Apache Spark Class: Job Execution Model

Or Bar Ilan
3 min readJan 22, 2021

How Apache Spark works behind the scenes.

Apache Spark™ is a unified analytics engine for large-scale data processing. Apache Spark was developed to overcome the drawbacks of the Hadoop MapReduce cluster computing paradigm:

  • Hadoop MapReduce used disk-based processing which slowed down the entire computation, meaning compared to MapReduce, Apache Spark offers much less reading and writing to and from the disk, multi-threaded tasks.
  • Hadoop MapReduce supports only batch processing, while Apache Spark support stream processing too.
  • Apache Spark supports multiple languages and integrations with other popular products (Hadoop MapReduce support only Java language).

We are using Apache Spark when we had machine learning tasks, ETL or SQL batch jobs with large data sets, stream jobs with real-time data, complex session analysis and etc.

So, How Apache Spark Works?

Apache Spark uses Master/Slave architecture that consists of a driver, which runs as a master node. At the first step, the client submits a Spark user application code and then the driver implicitly converts user code contained transformations and actions to a logical plan, which is Directed Acyclic Graph (DAG).

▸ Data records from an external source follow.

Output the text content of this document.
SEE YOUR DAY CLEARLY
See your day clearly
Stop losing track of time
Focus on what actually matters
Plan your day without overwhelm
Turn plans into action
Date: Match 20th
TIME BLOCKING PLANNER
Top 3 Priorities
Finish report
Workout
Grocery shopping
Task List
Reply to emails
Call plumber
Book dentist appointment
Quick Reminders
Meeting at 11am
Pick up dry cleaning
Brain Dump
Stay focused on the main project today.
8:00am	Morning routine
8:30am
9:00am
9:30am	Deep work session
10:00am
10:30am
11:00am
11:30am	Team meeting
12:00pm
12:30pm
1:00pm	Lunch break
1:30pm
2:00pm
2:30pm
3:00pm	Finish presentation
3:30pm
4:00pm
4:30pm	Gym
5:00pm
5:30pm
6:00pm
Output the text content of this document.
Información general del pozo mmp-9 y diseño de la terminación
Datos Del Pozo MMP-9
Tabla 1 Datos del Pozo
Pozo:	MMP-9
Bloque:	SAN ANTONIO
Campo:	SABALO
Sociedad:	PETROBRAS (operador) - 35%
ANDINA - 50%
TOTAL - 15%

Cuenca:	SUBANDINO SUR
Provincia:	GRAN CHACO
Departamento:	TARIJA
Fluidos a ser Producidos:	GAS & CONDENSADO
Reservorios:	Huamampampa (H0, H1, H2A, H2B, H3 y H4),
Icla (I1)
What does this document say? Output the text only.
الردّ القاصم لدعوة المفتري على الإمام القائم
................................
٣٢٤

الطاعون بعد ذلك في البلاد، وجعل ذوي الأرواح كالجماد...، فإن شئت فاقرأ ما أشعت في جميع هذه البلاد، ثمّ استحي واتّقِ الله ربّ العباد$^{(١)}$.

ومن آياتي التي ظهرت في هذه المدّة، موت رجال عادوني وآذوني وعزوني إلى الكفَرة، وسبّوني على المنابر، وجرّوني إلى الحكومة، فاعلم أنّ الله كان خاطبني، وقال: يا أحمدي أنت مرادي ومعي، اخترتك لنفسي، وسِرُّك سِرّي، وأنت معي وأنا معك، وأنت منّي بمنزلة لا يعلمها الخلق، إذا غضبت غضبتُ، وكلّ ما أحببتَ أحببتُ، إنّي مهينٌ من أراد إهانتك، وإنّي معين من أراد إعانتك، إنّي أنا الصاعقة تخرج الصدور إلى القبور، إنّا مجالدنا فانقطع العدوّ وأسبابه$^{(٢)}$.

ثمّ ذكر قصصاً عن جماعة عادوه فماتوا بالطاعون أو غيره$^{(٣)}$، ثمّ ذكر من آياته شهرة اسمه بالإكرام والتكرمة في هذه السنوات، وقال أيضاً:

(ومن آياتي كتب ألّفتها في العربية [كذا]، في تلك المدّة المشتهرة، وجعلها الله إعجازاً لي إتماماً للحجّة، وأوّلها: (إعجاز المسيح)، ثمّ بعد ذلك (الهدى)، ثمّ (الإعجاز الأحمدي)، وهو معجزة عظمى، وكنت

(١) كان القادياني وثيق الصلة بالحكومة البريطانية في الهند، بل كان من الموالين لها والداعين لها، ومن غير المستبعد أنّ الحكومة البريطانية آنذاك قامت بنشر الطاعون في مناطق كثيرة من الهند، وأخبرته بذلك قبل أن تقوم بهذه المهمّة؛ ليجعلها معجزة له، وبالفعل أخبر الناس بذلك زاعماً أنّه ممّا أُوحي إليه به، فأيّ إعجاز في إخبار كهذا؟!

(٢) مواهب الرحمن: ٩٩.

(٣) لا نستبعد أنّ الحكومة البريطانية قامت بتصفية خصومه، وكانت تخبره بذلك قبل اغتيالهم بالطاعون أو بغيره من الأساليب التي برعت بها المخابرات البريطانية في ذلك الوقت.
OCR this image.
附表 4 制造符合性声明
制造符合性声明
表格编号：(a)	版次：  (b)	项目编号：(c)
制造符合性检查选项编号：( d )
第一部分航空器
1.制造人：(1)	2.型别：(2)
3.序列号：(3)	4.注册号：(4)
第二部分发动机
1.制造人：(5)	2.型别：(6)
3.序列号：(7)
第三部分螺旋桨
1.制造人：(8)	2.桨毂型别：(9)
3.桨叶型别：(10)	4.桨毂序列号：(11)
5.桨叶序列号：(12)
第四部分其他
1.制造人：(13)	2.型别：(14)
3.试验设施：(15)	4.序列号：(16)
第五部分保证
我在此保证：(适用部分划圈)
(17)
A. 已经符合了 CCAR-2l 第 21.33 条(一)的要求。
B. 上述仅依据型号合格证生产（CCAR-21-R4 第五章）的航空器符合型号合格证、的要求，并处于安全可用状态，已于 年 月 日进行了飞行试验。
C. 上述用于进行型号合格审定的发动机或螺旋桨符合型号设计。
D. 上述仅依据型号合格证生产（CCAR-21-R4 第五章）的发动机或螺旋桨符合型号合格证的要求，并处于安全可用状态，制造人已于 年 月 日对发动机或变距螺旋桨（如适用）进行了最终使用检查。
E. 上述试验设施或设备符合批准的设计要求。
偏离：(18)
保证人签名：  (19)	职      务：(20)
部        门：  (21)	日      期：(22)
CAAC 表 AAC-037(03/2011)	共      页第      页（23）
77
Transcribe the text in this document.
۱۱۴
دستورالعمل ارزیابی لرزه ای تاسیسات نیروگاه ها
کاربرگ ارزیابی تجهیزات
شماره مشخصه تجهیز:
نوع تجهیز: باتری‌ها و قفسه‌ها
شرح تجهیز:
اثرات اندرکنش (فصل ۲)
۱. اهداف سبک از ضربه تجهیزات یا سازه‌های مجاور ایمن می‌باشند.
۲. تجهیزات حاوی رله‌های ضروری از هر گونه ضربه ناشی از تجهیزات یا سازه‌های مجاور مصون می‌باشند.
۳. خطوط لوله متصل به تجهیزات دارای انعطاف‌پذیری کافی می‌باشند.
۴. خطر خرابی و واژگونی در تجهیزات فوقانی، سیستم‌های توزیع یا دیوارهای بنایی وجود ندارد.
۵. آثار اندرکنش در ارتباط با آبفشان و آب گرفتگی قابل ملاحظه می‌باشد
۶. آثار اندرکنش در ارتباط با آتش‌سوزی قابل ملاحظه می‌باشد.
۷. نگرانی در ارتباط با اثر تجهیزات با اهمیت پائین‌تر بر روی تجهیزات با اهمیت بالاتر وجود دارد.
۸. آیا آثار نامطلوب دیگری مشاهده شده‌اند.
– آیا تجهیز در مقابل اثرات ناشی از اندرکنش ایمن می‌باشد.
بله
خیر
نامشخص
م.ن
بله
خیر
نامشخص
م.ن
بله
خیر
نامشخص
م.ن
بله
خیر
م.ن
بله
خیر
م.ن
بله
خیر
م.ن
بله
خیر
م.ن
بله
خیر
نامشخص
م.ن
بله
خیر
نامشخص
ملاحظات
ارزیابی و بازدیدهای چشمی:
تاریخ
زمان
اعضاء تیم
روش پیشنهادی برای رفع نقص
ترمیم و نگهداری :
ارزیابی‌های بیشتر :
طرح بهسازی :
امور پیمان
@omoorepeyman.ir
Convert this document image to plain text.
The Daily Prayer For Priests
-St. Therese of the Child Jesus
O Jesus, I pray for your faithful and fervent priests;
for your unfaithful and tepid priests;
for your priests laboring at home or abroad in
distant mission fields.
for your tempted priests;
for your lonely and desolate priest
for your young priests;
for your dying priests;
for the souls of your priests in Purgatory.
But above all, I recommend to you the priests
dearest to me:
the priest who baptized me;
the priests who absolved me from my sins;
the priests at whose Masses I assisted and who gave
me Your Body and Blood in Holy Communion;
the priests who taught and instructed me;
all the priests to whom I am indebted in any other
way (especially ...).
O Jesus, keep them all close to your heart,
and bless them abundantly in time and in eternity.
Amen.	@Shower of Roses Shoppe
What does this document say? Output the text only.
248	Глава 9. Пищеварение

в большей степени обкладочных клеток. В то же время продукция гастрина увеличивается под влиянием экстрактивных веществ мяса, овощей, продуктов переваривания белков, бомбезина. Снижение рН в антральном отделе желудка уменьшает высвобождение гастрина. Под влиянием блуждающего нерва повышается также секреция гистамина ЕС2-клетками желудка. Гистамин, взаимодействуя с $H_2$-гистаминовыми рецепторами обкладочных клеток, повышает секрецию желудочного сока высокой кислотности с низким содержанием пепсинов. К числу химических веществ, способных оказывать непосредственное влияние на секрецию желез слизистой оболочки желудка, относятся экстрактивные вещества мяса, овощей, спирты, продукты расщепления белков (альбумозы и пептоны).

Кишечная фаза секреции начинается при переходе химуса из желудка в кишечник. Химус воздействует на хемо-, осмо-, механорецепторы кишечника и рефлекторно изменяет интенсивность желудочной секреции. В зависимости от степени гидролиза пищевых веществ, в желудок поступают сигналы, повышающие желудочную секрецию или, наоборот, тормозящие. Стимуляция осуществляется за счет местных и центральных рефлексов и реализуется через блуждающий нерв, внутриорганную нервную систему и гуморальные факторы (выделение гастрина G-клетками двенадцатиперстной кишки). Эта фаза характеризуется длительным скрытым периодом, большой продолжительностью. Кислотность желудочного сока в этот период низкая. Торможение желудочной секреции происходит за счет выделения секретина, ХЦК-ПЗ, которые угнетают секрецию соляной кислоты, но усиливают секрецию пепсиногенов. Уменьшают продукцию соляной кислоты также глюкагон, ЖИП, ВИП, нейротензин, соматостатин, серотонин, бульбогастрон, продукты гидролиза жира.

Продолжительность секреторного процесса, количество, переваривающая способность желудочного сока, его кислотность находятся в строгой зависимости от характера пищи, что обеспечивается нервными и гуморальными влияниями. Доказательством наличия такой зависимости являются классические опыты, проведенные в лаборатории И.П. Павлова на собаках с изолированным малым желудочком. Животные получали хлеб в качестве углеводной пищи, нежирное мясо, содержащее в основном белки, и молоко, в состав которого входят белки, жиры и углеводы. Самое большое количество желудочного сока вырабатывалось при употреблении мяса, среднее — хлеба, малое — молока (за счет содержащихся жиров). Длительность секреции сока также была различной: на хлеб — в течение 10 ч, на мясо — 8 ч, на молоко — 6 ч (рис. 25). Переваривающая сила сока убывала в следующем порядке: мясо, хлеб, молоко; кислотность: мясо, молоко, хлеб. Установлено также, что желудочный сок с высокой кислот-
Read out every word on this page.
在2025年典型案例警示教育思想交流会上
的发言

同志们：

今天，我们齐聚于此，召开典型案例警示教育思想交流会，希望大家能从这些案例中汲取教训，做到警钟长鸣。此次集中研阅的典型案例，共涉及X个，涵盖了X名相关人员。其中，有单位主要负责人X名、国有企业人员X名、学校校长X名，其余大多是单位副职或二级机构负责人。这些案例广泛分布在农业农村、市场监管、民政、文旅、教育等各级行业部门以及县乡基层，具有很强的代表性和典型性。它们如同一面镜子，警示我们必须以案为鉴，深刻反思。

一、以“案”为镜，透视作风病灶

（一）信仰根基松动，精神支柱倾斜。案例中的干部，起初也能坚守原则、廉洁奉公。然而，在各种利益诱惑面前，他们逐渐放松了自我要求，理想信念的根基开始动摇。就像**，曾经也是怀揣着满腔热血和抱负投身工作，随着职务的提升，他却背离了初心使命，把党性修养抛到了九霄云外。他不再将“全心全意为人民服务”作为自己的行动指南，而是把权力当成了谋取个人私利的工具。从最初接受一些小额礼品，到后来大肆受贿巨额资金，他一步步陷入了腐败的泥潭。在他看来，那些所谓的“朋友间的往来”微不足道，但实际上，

In addition, the driver creates SparkContext which is an entry point for all spark features and allows the Spark user application to access Spark Cluster with the help of Resource Manager.

DAG is vertices and edges, where vertices represent the RDDs and the edges represent the operation to be applied on RDD. On the calling of action, the created DAG submits to DAG Scheduler which further splits the graph into the stages of the task (splitting to stages is done by wide transformations) and this one will be called as the physical execution plan.

Partition: is a logical chunk of your RDD/Dataset. Data is split into partitions so that each executor can operate on a single part, enabling parallelization (it can be processed by a single executor core).

Task: is a single operation (like.map or .filter) applied to a single partition.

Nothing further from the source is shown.